The levers have improved ergonomics for comfort, faster action for shifting, better modulation for braking. The brake calipers have the new dual-pivot design, which helps with that modulation as well as makes for improved action on wide rims and improved clearance for wide tires. The front derailleur has a longer lever-arm for faster, lighter shifting. And the rear derailleur’s parallelogram has been widened for faster shifting. Of course, the crank itself has changed to the four-arm design and the 110mm spider that allows you to choose standard, compact, or semi-compact chain rings. BMC equips this bike with 52/36 rings and an 11-28 cassette, so you’ll never be for want of the right gear.
The wheels are Shimano’s WH-RS11 hoops. When you take a look, you can see how they were derived from the Dura-Ace clinchers that birthed them. Everything looks the same, and the designs are nearly identical: 24mm tall rims, 16 radial front spokes, 24 two-cross rear, straight-pull spokes, and wide flanges. The difference is in materials: heavier rims, heavier spokes, heavier hub shell. The benefit to you is improved durability. They still run on Shimano’s legendary angular contact bearings for low friction and long life.
The components are an impossible-to-beat value, and they bring the SLR02 frameset into a price point that is downright sexy. The SLR02 itself is an incredible value, being that it is an improvement over the Tour-winning SLR01 from 2011, it shares a geometry that has been racking up victories at the WorldTour, it has design input from the current SLR01, and it’s fabricated from lower-modulus carbon-fiber, yet still retains the stiffness of the SLR01, and it is priced much, much lower.

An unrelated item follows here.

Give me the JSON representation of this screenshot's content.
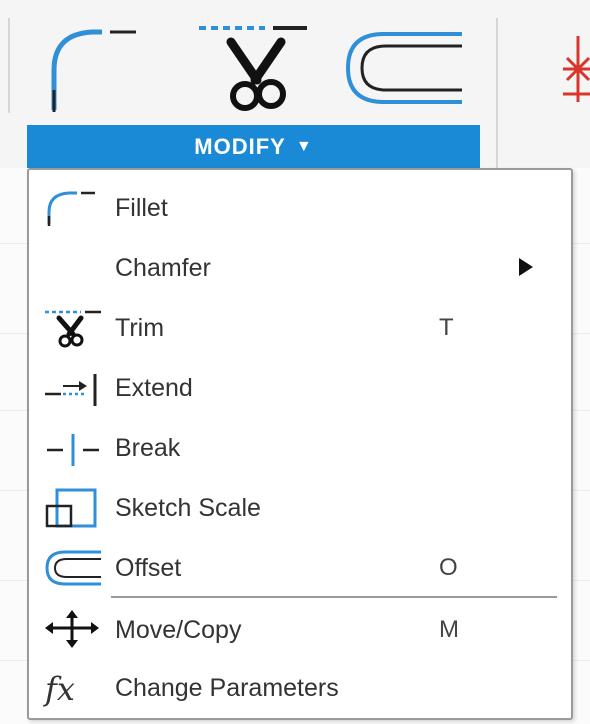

BMC wanted the SLR02 to be available to a wide range of riders, so they simplified the design a bit. Instead of using their proprietary multi-shape seat post, they run a round seat tube at the top and insert a round 27.2mm carbon-fiber BMC compliance post. This 18mm offset post still has some fore-aft give built in and is made to work in conjunction with the thin seat stays and radically tapered fork. The fork starts up at the steerer as a 1 1/8″ diameter, builds up to a 1 1/2″ diameter at the crown for lateral rigidity, is paired with a chunky crown to further the steering precision, and then tapers down the blades to the tips for vertical compliance. The shaped down tube, which gets larger as it descends to the bottom bracket finishes at the BB86 bottom bracket shell, a design which not only saves weight, but allows BMC to attach the chain stays to the frame wider apart for better bracing, and shape the seat tube wider for greater rigidity at the bottom bracket.
The BMC Teammachine SLR02 105 Bike gets you into a fast place. All you need to do is supply the legs and lungs.